Hitler once wrote that his oratorical method was to appeal directly to the hearts of the masses, bypassing the intellect. The intellect – like the university to which he was refused admission, like the cities he detested because of the proliferation of other races (of “diversity”), like the Jews as he perceived them – was the enemy. He imagined a different space, one in which there was no questioning, no dialogue. He liked to think of himself as a man of action, not thought. This space – situated either in a geographic location like a country, or an ideal location like the mind – had to be cleansed of deleterious influences. If the citizenship was homogenous, then homogenous thought was sure to follow. There would be no need for discussion, no possibility of disagreement. Anyone who thought differently, who argued logically or at least intelligently, would be shouted down, characterized as a reactionary or worse: as “sheeple” (another demonization of our fellow citizens). It was necessary to acknowledge the existence of these individuals because scapegoats are as important to a demagogue’s rhetorical style as hyperbole. Scapegoats provide a kind of short-hand for those too lazy to do any thinking of their own.

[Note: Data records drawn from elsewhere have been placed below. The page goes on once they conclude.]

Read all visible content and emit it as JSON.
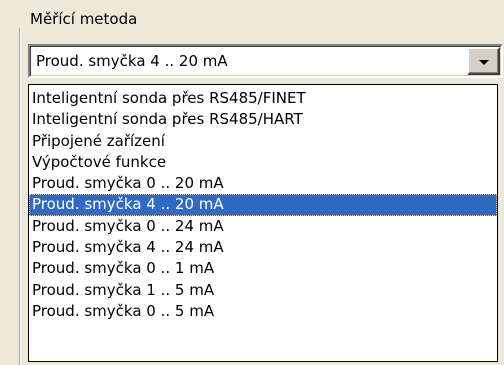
{
  "group": {
    "label": "Měřící metoda"
  },
  "combo": {
    "value": "Proud. smyčka 4 .. 20 mA"
  },
  "dropdown": {
    "options": [
      {
        "label": "Inteligentní sonda přes RS485/FINET",
        "selected": false
      },
      {
        "label": "Inteligentní sonda přes RS485/HART",
        "selected": false
      },
      {
        "label": "Připojené zařízení",
        "selected": false
      },
      {
        "label": "Výpočtové funkce",
        "selected": false
      },
      {
        "label": "Proud. smyčka 0 .. 20 mA",
        "selected": false
      },
      {
        "label": "Proud. smyčka 4 .. 20 mA",
        "selected": true
      },
      {
        "label": "Proud. smyčka 0 .. 24 mA",
        "selected": false
      },
      {
        "label": "Proud. smyčka 4 .. 24 mA",
        "selected": false
      },
      {
        "label": "Proud. smyčka 0 .. 1 mA",
        "selected": false
      },
      {
        "label": "Proud. smyčka 1 .. 5 mA",
        "selected": false
      },
      {
        "label": "Proud. smyčka 0 .. 5 mA",
        "selected": false
      }
    ]
  },
  "colors": {
    "window_bg": "#ece9d8",
    "selection_bg": "#316ac5",
    "selection_text": "#ffffff"
  },
  "icons": {
    "combo_arrow": "chevron-down-icon"
  }
}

Not to say that these flaws do not exist in the countries we have been discussing. They exist everywhere. But in a country where access to information is hard-fought, and where censorship is resisted by those who can be arrested and thrown in prison – or worse – for disseminating real information, real data, we should have come to appreciate and value the absolute worth of information. We pay lip-service to the idea of freedom; but real freedom depends on access to real information. That is why the idea of a free press is enshrined in our Constitution. But we have been lulled into a false sense of security where information is concerned because we have television, the Internet, smartphones and tablets, Facebook and Twitter, so of course we have information. No matter how wrong it is. We have confused quantity with quality and, anyway, isn’t that the American way? Obesity rocks.
Meanwhile, journalists in other countries are being killed by their governments.
“Why?” ask our fellow citizens. “Why don’t they just google?”